Causal Learn allows use to use different algorithms to infer the markov equivalent class of the causal graph. The previous class is a wrapper that allows us to use the different algorithms implemented in the causal learn library, and plot them more easily.

Currently we wrap the following algorithms:

  • Greedy Search (GES)
  • Peter-Clark (PC)

Causal Discovery Algorithms

The Peter-Clark algorithm is a constraint-based method that infers causal structures from observational data using conditional independence tests. It starts with a fully connected undirected graph where every variable is initially connected to every other variable. The algorithm systematically tests conditional independence between pairs of variables, conditioning on increasingly larger subsets of other variables. When a conditional independence is detected, the corresponding edge is removed from the graph.
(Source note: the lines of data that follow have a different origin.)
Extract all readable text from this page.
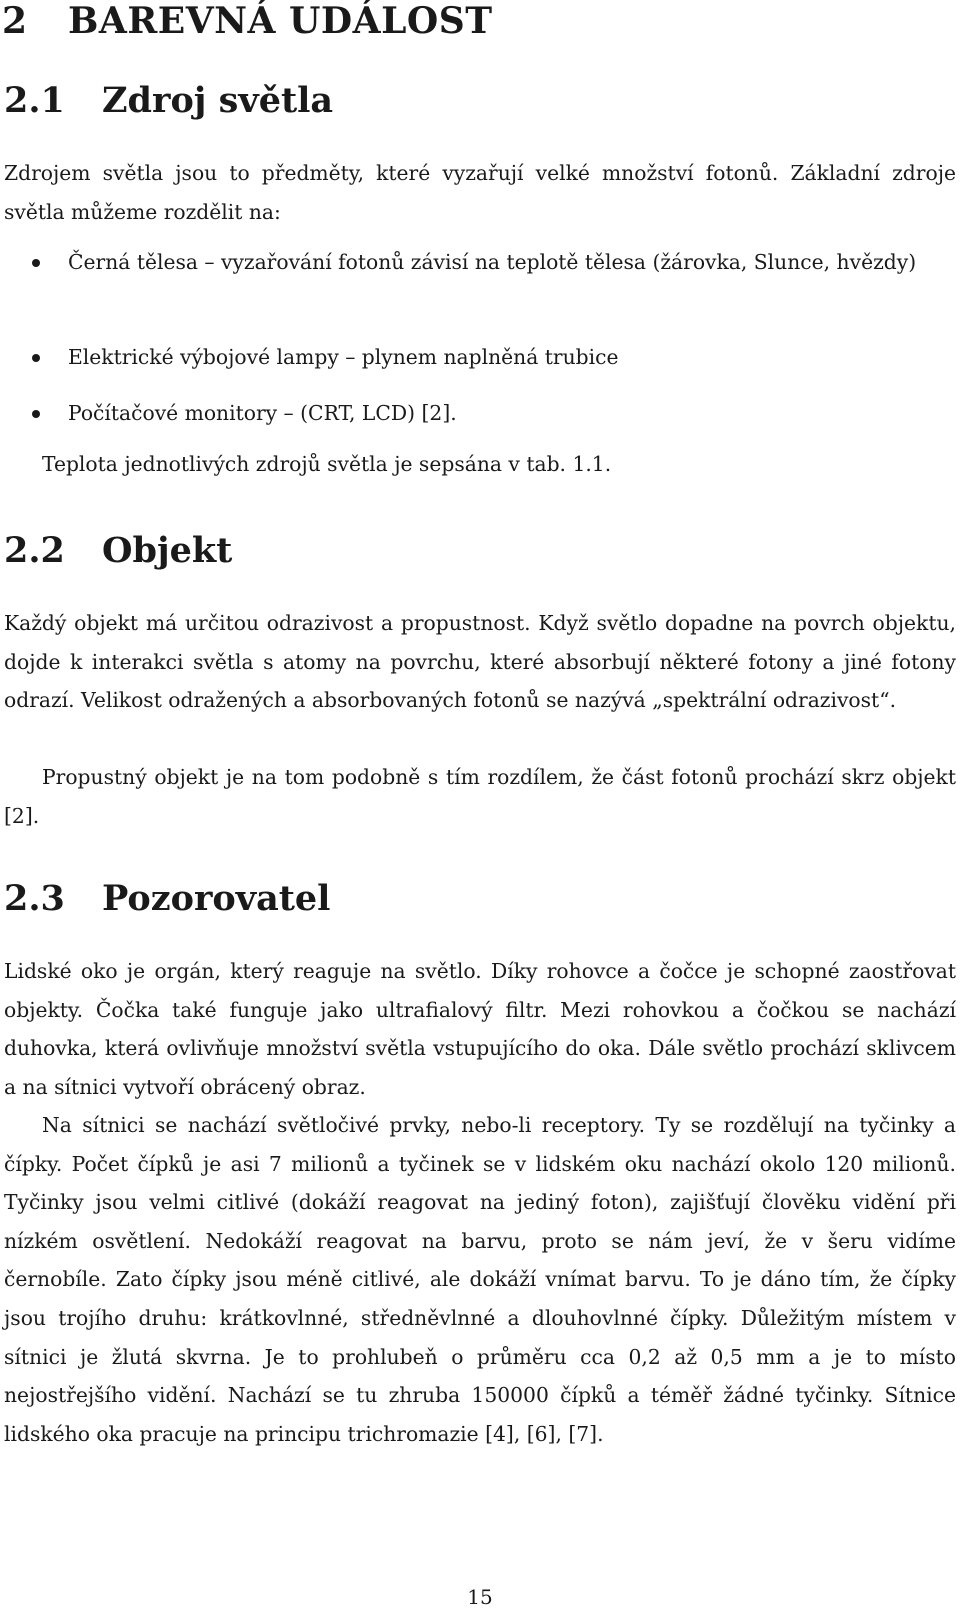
2 BAREVNÁ UDÁLOST
2.1 Zdroj světla

Zdrojem světla jsou to předměty, které vyzařují velké množství fotonů. Základní zdroje světla můžeme rozdělit na:

Černá tělesa – vyzařování fotonů závisí na teplotě tělesa (žárovka, Slunce, hvězdy)
Elektrické výbojové lampy – plynem naplněná trubice
Počítačové monitory – (CRT, LCD) [2].

Teplota jednotlivých zdrojů světla je sepsána v tab. 1.1.

2.2 Objekt

Každý objekt má určitou odrazivost a propustnost. Když světlo dopadne na povrch objektu, dojde k interakci světla s atomy na povrchu, které absorbují některé fotony a jiné fotony odrazí. Velikost odražených a absorbovaných fotonů se nazývá „spektrální odrazivost“.

Propustný objekt je na tom podobně s tím rozdílem, že část fotonů prochází skrz objekt [2].

2.3 Pozorovatel

Lidské oko je orgán, který reaguje na světlo. Díky rohovce a čočce je schopné zaostřovat objekty. Čočka také funguje jako ultrafialový filtr. Mezi rohovkou a čočkou se nachází duhovka, která ovlivňuje množství světla vstupujícího do oka. Dále světlo prochází sklivcem a na sítnici vytvoří obrácený obraz.

Na sítnici se nachází světločivé prvky, nebo-li receptory. Ty se rozdělují na tyčinky a čípky. Počet čípků je asi 7 milionů a tyčinek se v lidském oku nachází okolo 120 milionů. Tyčinky jsou velmi citlivé (dokáží reagovat na jediný foton), zajišťují člověku vidění při nízkém osvětlení. Nedokáží reagovat na barvu, proto se nám jeví, že v šeru vidíme černobíle. Zato čípky jsou méně citlivé, ale dokáží vnímat barvu. To je dáno tím, že čípky jsou trojího druhu: krátkovlnné, středněvlnné a dlouhovlnné čípky. Důležitým místem v sítnici je žlutá skvrna. Je to prohlubeň o průměru cca 0,2 až 0,5 mm a je to místo nejostřejšího vidění. Nachází se tu zhruba 150000 čípků a téměř žádné tyčinky. Sítnice lidského oka pracuje na principu trichromazie [4], [6], [7].

15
On the other hand, Greedy Search is a score-based method that iteratively improves a candidate causal model by locally modifying its structure. It begins with an initial directed acyclic graph and evaluates a scoring metric that balances goodness-of-fit with model complexity. The algorithm explores modifications such as adding, deleting, or reversing edges to find local improvements in the score. At each iteration, it selects the change that produces the highest increase in the score, following a step-by-step improvement strategy. The search continues until no single modification can further enhance the model’s score. This method efficiently navigates the combinatorial search space of possible graphs by making locally optimal choices.

Causal Sufficiency Assumption

Any causal discovery algorithm is based on the assumption that all the relevant variables are observed. If some relevant variable is not observed, the algorithm will not be able to infer the correct causal graph. Each variable, even the unobserved ones, should be represented in the dataset, so the algorithm can include them in the causal graph and validation tests.

The following example shows the causal graph inferred using the Greedy Search algorithm.

Code
causal_model = CausalDiscovery(scaled_df[["holiday_signal", "inflation", "x1", "x2", "x3", "y"]])
ges_graph = causal_model.greedy_search()

# Create a figure with five subplots
fig, axes = plt.subplots(1, 4,)

# Set titles for each subplot
titles = ["Naive DAG", "Updated DAG", "Updated DAG 1", "Discovered DAG"]
for ax, title in zip(axes, titles):
    ax.set_title(title, fontsize=6)
    ax.axis('off')

# Render and plot each graph
naive_causal_mmm_graph.render(format='png', filename='images/naive_dag')
axes[0].imshow(mpimg.imread('images/naive_dag.png'))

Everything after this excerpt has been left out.